Today’s content landscape is unlike any that has ever been seen before.
Consumers hunt down content that they’ve had recommended to them via social media, influencer videos or referrals at a pace that would put Sherlock Holmes to shame. But this voracious hunt for content has also changed the dynamic in the industry – from long-term relationships with operators to increasingly short-term relationships with content providers such as new entrants like Disney+ and HBO Max alongside their traditional foes Netflix, Amazon Prime and pay-TV operators. To a number of consumer segments within the market, if the content they want is no longer available as part of their current subscription, they terminate and take out a new subscription with someone who can offer the content. This subscription economy has made consumers far more transient as they pursue their quest for the latest content.
But to paint a picture that shows consumers subscribing to multiple services is to project a false summit. The challenge is that subscription fatigue is a growing problem. In fact, The Trade Desk recently reported that consumers in the US and the UK are only prepared to pay $20/£20 per month for all their subscriptions – and worryingly, 33 per cent of the UK cohort said they’d ideally want to get to £10 per month. Now, monetisation models aside – with targeted advertising a likely victor, this increasing view that content ‘should be free’ is driving consumers to search out illicit means of accessing their favourite content and, some of the illicit sites they discover can be surprisingly convincing.
So, is the industry doomed or is there a way that it can collectively fight back?
For some time now, a number of vendors such as NAGRA have offered comprehensive anti-piracy solutions designed to target illicit use of content by an operator’s consumers. With recent advances in AI/ML, these tools can offer a comprehensive level of protection to pay-TV operators and content owners looking to secure their boundaries against leaks. When combined with watermarking, and leading-edge technologies such as IP-blocking, the solution becomes even more compelling with impressive results.
However, there are a group of pirates that need a far more tactical approach. This group have sophisticated tools and technologies and approach piracy more as organised crime than their consumer counterparts hellbent on getting access to the latest episode of Game of Thrones. Therefore, a far more collaborative and strategic game of data-driven cat and mouse is required.
This approach takes the anti-piracy services discussed above as a baseline alongside comprehensive investigations, tracing, intelligence and data analytical capabilities to identify the depth and breadth of the piracy problem alongside its geographical spread to identify the main sources of piracy and eventually neutralise them, as content and service piracy does not recognise international boundaries.
In some situations where it is not possible to ‘hack the hackers’ to disrupt pirate services, tools such as website blocking, IP-blocking and DNS redirection are required with the sole aim of preventing viewers accessing video content offered by rogue providers.

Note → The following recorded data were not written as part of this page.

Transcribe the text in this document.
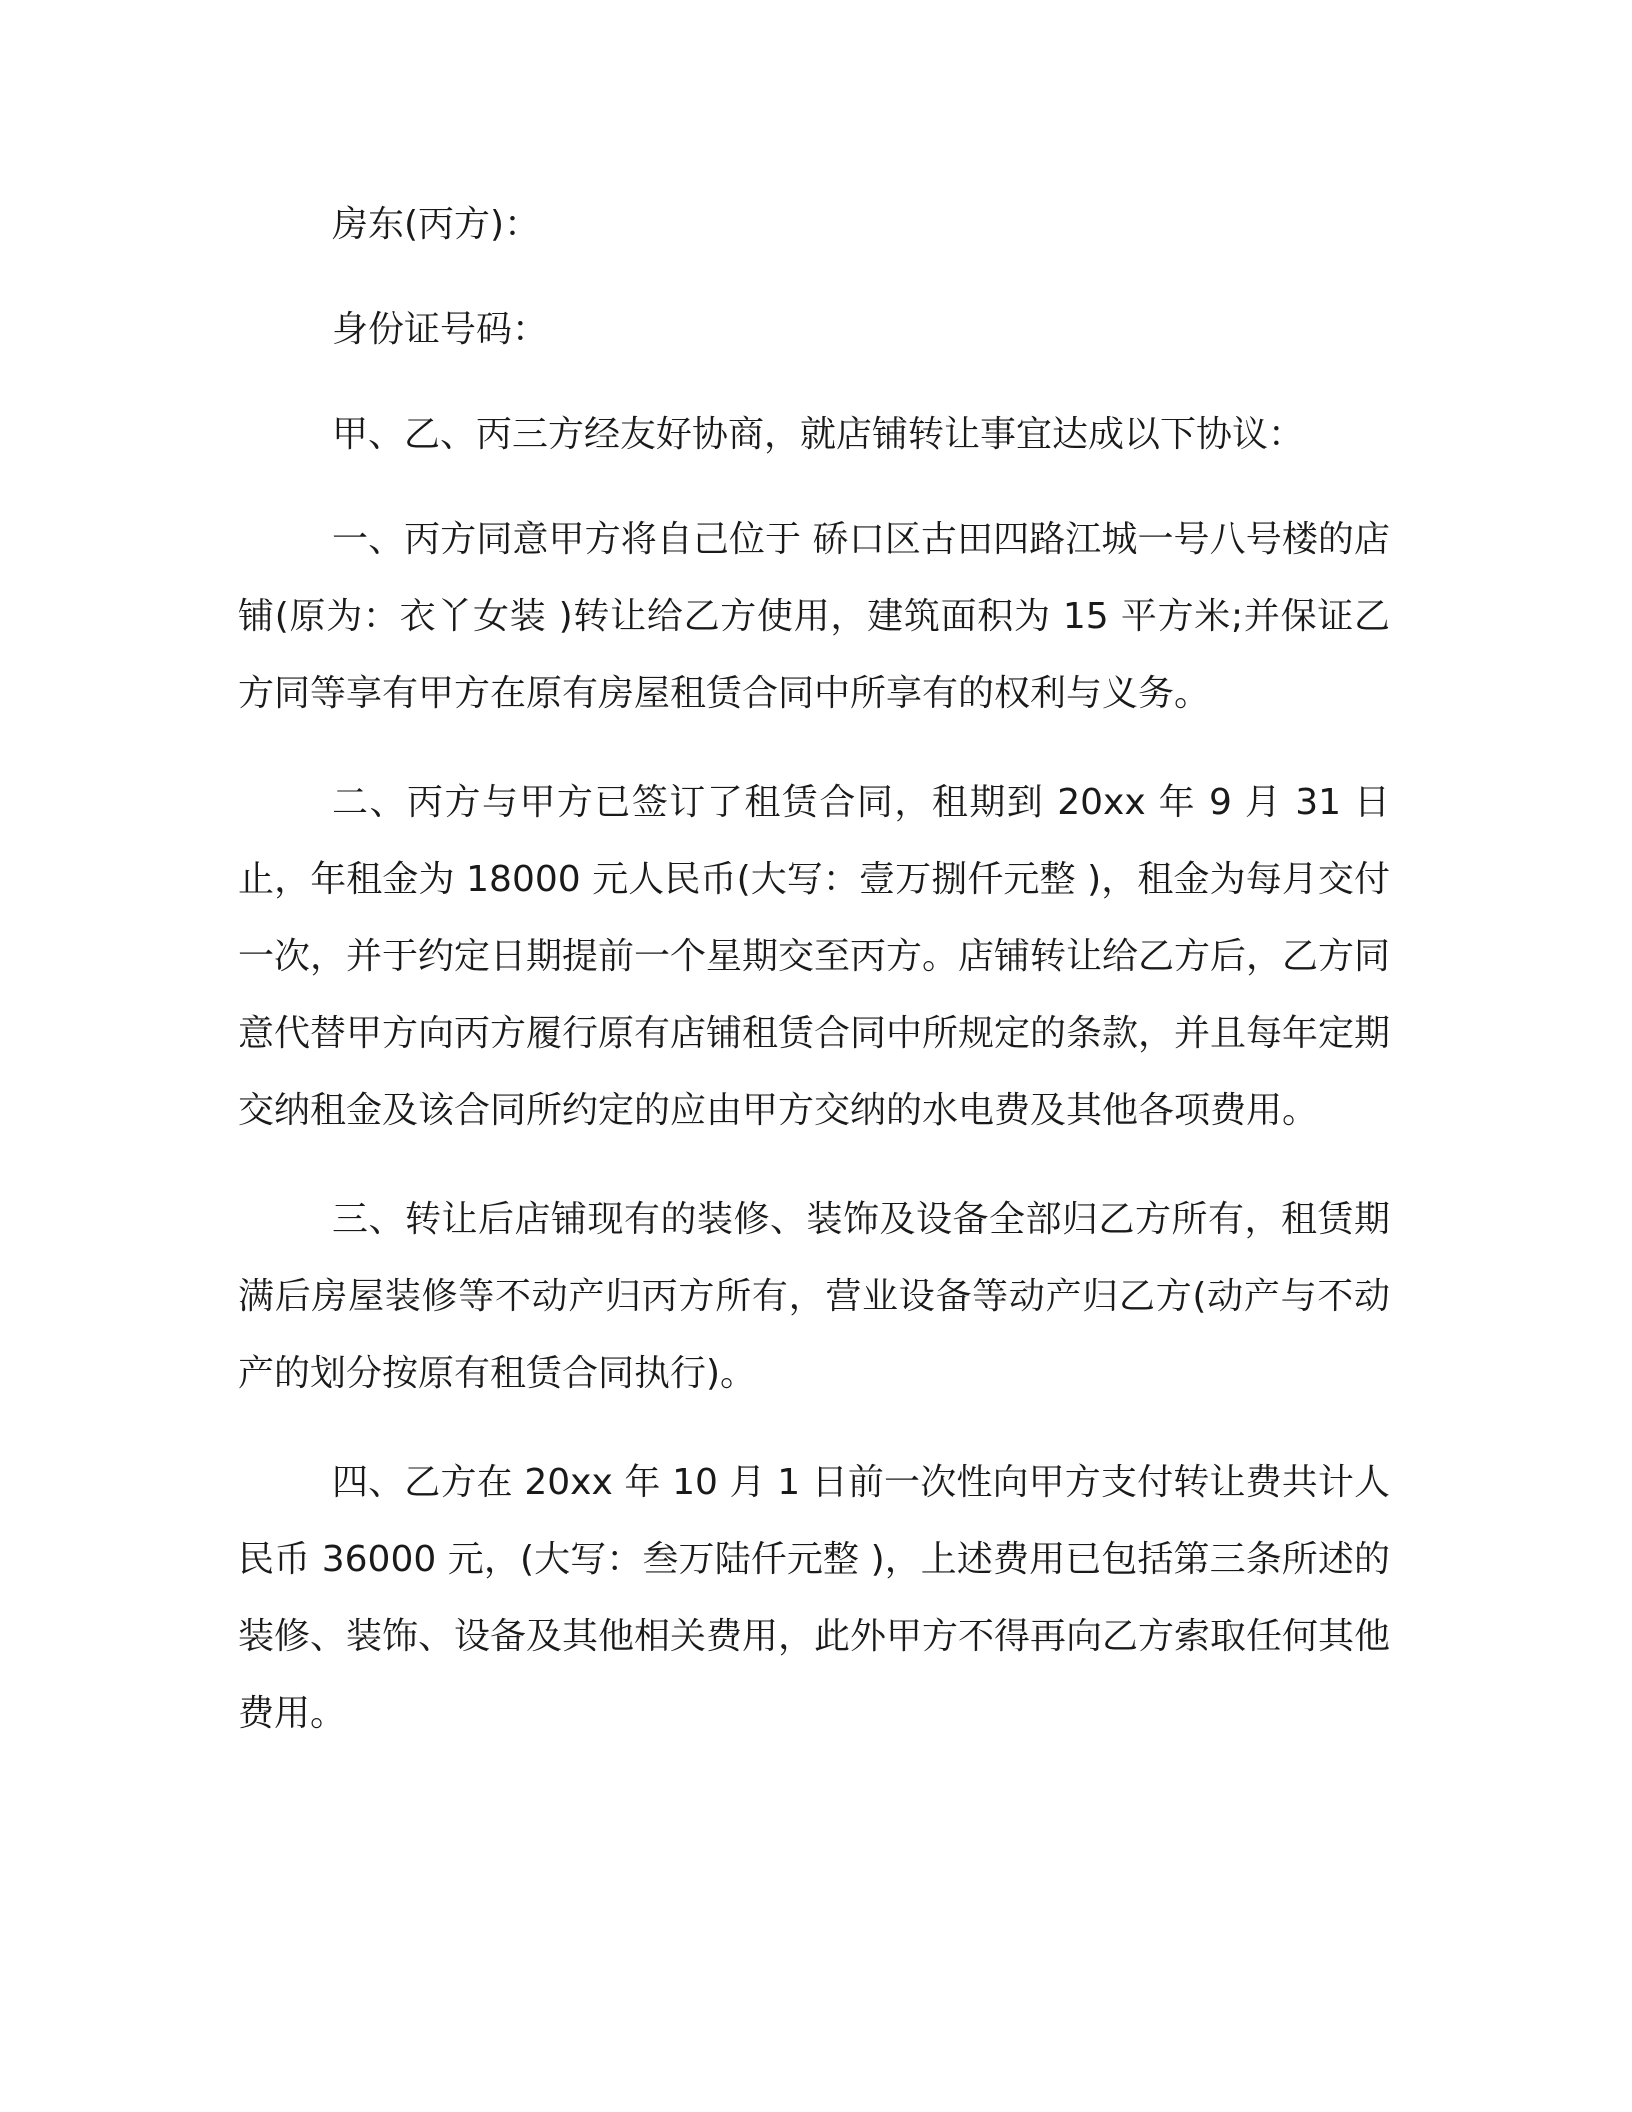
房东(丙方)：

身份证号码：

甲、乙、丙三方经友好协商，就店铺转让事宜达成以下协议：

一、丙方同意甲方将自己位于 硚口区古田四路江城一号八号楼的店铺(原为：衣丫女装 )转让给乙方使用，建筑面积为 15 平方米;并保证乙方同等享有甲方在原有房屋租赁合同中所享有的权利与义务。

二、丙方与甲方已签订了租赁合同，租期到 20xx 年 9 月 31 日止，年租金为 18000 元人民币(大写：壹万捌仟元整 )，租金为每月交付一次，并于约定日期提前一个星期交至丙方。店铺转让给乙方后，乙方同意代替甲方向丙方履行原有店铺租赁合同中所规定的条款，并且每年定期交纳租金及该合同所约定的应由甲方交纳的水电费及其他各项费用。

三、转让后店铺现有的装修、装饰及设备全部归乙方所有，租赁期满后房屋装修等不动产归丙方所有，营业设备等动产归乙方(动产与不动产的划分按原有租赁合同执行)。

四、乙方在 20xx 年 10 月 1 日前一次性向甲方支付转让费共计人民币 36000 元，(大写：叁万陆仟元整 )，上述费用已包括第三条所述的装修、装饰、设备及其他相关费用，此外甲方不得再向乙方索取任何其他费用。
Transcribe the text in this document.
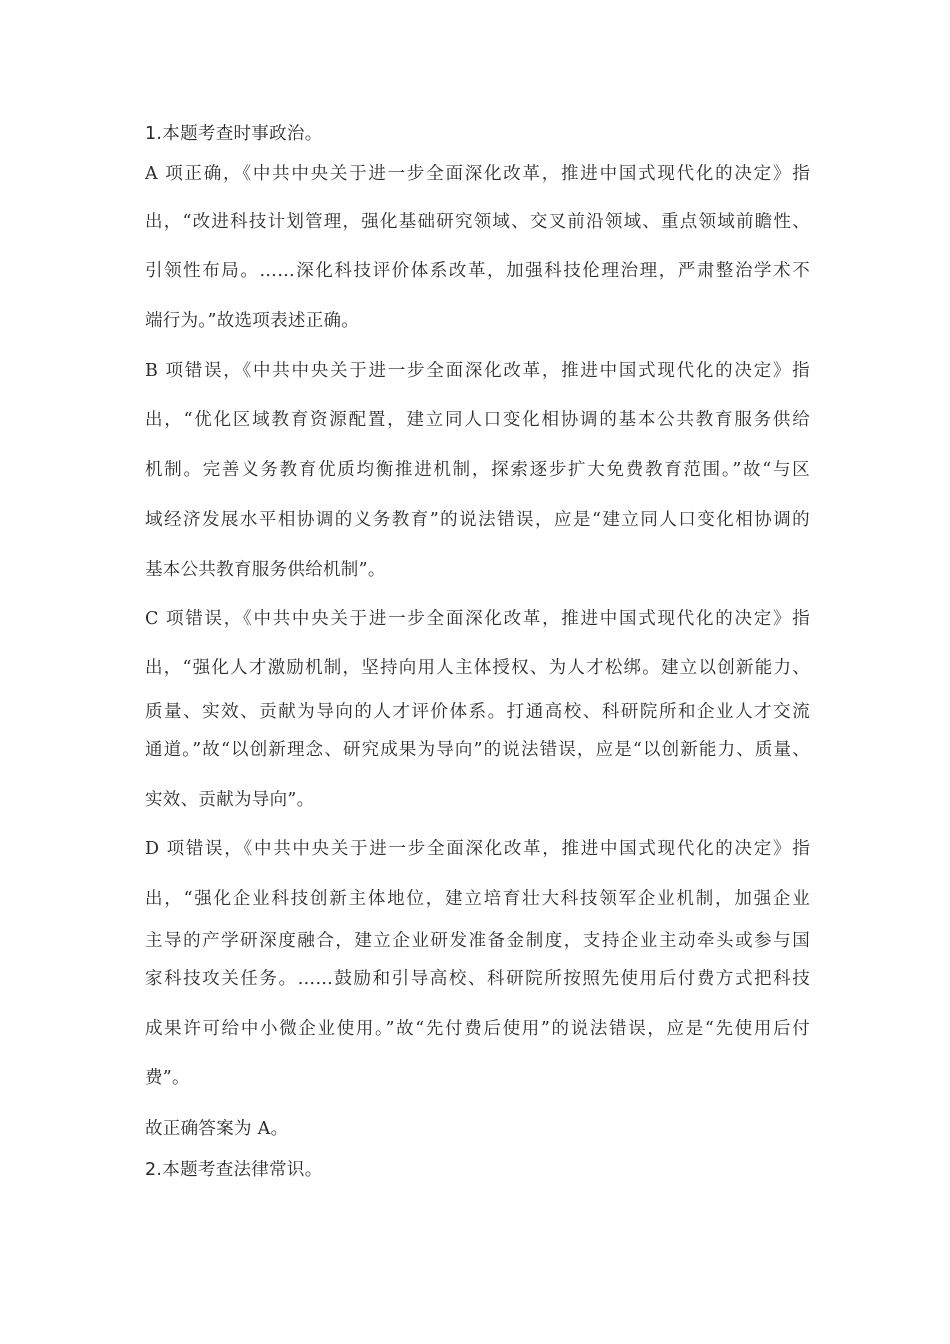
1.本题考查时事政治。
A 项正确，《中共中央关于进一步全面深化改革，推进中国式现代化的决定》指
出，“改进科技计划管理，强化基础研究领域、交叉前沿领域、重点领域前瞻性、
引领性布局。……深化科技评价体系改革，加强科技伦理治理，严肃整治学术不
端行为。”故选项表述正确。
B 项错误，《中共中央关于进一步全面深化改革，推进中国式现代化的决定》指
出，“优化区域教育资源配置，建立同人口变化相协调的基本公共教育服务供给
机制。完善义务教育优质均衡推进机制，探索逐步扩大免费教育范围。”故“与区
域经济发展水平相协调的义务教育”的说法错误，应是“建立同人口变化相协调的
基本公共教育服务供给机制”。
C 项错误，《中共中央关于进一步全面深化改革，推进中国式现代化的决定》指
出，“强化人才激励机制，坚持向用人主体授权、为人才松绑。建立以创新能力、
质量、实效、贡献为导向的人才评价体系。打通高校、科研院所和企业人才交流
通道。”故“以创新理念、研究成果为导向”的说法错误，应是“以创新能力、质量、
实效、贡献为导向”。
D 项错误，《中共中央关于进一步全面深化改革，推进中国式现代化的决定》指
出，“强化企业科技创新主体地位，建立培育壮大科技领军企业机制，加强企业
主导的产学研深度融合，建立企业研发准备金制度，支持企业主动牵头或参与国
家科技攻关任务。……鼓励和引导高校、科研院所按照先使用后付费方式把科技
成果许可给中小微企业使用。”故“先付费后使用”的说法错误，应是“先使用后付
费”。
故正确答案为 A。
2.本题考查法律常识。
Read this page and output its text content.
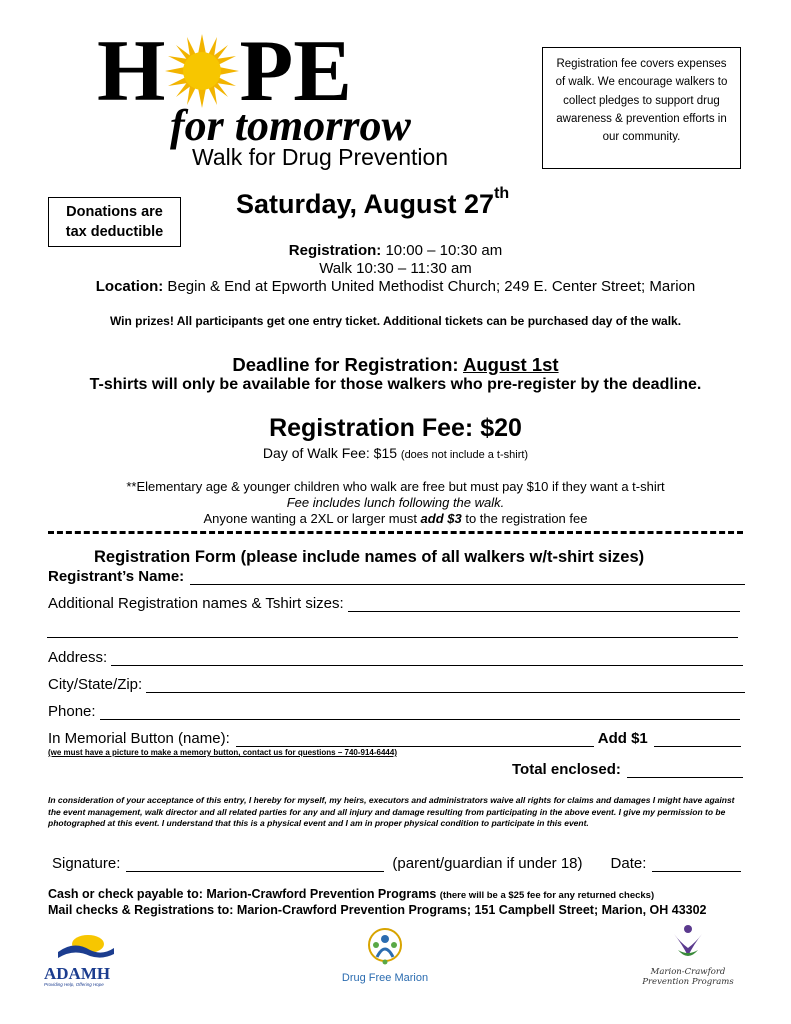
H PE
for tomorrow
Walk for Drug Prevention
Registration fee covers expenses of walk. We encourage walkers to collect pledges to support drug awareness & prevention efforts in our community.
Donations are
tax deductible
Saturday, August 27th
Registration: 10:00 – 10:30 am
Walk 10:30 – 11:30 am
Location: Begin & End at Epworth United Methodist Church; 249 E. Center Street; Marion
Win prizes! All participants get one entry ticket. Additional tickets can be purchased day of the walk.
Deadline for Registration: August 1st
T-shirts will only be available for those walkers who pre-register by the deadline.
Registration Fee: $20
Day of Walk Fee: $15 (does not include a t-shirt)
**Elementary age & younger children who walk are free but must pay $10 if they want a t-shirt
Fee includes lunch following the walk.
Anyone wanting a 2XL or larger must add $3 to the registration fee
Registration Form (please include names of all walkers w/t-shirt sizes)
Registrant’s Name:
Additional Registration names & Tshirt sizes:
Address:
City/State/Zip:
Phone:
In Memorial Button (name):	Add $1
(we must have a picture to make a memory button, contact us for questions – 740-914-6444)
Total enclosed:
In consideration of your acceptance of this entry, I hereby for myself, my heirs, executors and administrators waive all rights for claims and damages I might have against the event management, walk director and all related parties for any and all injury and damage resulting from participating in the above event. I give my permission to be photographed at this event. I understand that this is a physical event and I am in proper physical condition to participate in this event.
Signature:	(parent/guardian if under 18) Date:
Cash or check payable to: Marion-Crawford Prevention Programs (there will be a $25 fee for any returned checks)
Mail checks & Registrations to: Marion-Crawford Prevention Programs; 151 Campbell Street; Marion, OH 43302
ADAMH
Providing Help, Offering Hope
Drug Free Marion	Marion-Crawford
Prevention Programs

To illustrate this, the English Premier League have some of the most valuable sports rights in the world and NAGRA has been working with them in Singapore since 2018 for judicial blocking measures against pirate apps and websites. The approach has been successful in a market that is both commercially significant and often used as a reference for the region.
Such industry-wide collaboration is key to tackling some of the larger piracy challenges faced today. To provide another example, a cross-industry coalition of La Liga, the DFL, Nordic Content Protection, NAGRA and the Alliance for Creativity and Entertainment (ACE) were recently successful in filing a criminal complaint with the Spanish National Police against a major international piracy ring who were providing access to over 2m paying users with over 40,000 video channels and associated video-on-demand content that spanned a wide range of channels, sports events, films and documentary series. This collaborative effort shared insight, intelligence and legal expertise that created a dossier of evidence that allowed the Spanish National Police to raid the HQ of the pirates in Barcelona during June 2020. Over 50 servers were shut down across Europe as the service was dismantled resulting in a termination of services in many countries. Commenting on the coalition’s success and the key role such collaboration plays, Melcior Soler, audiovisual director at LaLiga said, “Piracy is a global problem and it’s critical for the industry as a whole to come together to fight it, share knowledge and leverage key partnerships and anti-piracy technologies to preserve high-quality content for our fans.”
Content and Service Piracy has and will continue to be a major issue for content owners and operators alike and current trends suggest this has been heightened further by the recent Covid-19 outbreak. It is therefore through continued industry collaboration, new anti-piracy solutions and increased alignment of regulators around the world that illegal content distribution can be tackled, terminated and convictions secured.
As collaboration evolves to meet the needs of the industry from a regulatory perspective, broadcasters, operators and content providers must ensure they have a comprehensive anti-piracy strategy in place that enables them to protect the value of their product, but also contribute to the industry’s understanding of the piracy problem to drive concrete actions that have a positive business impact, bringing consumers back into the legitimate fold.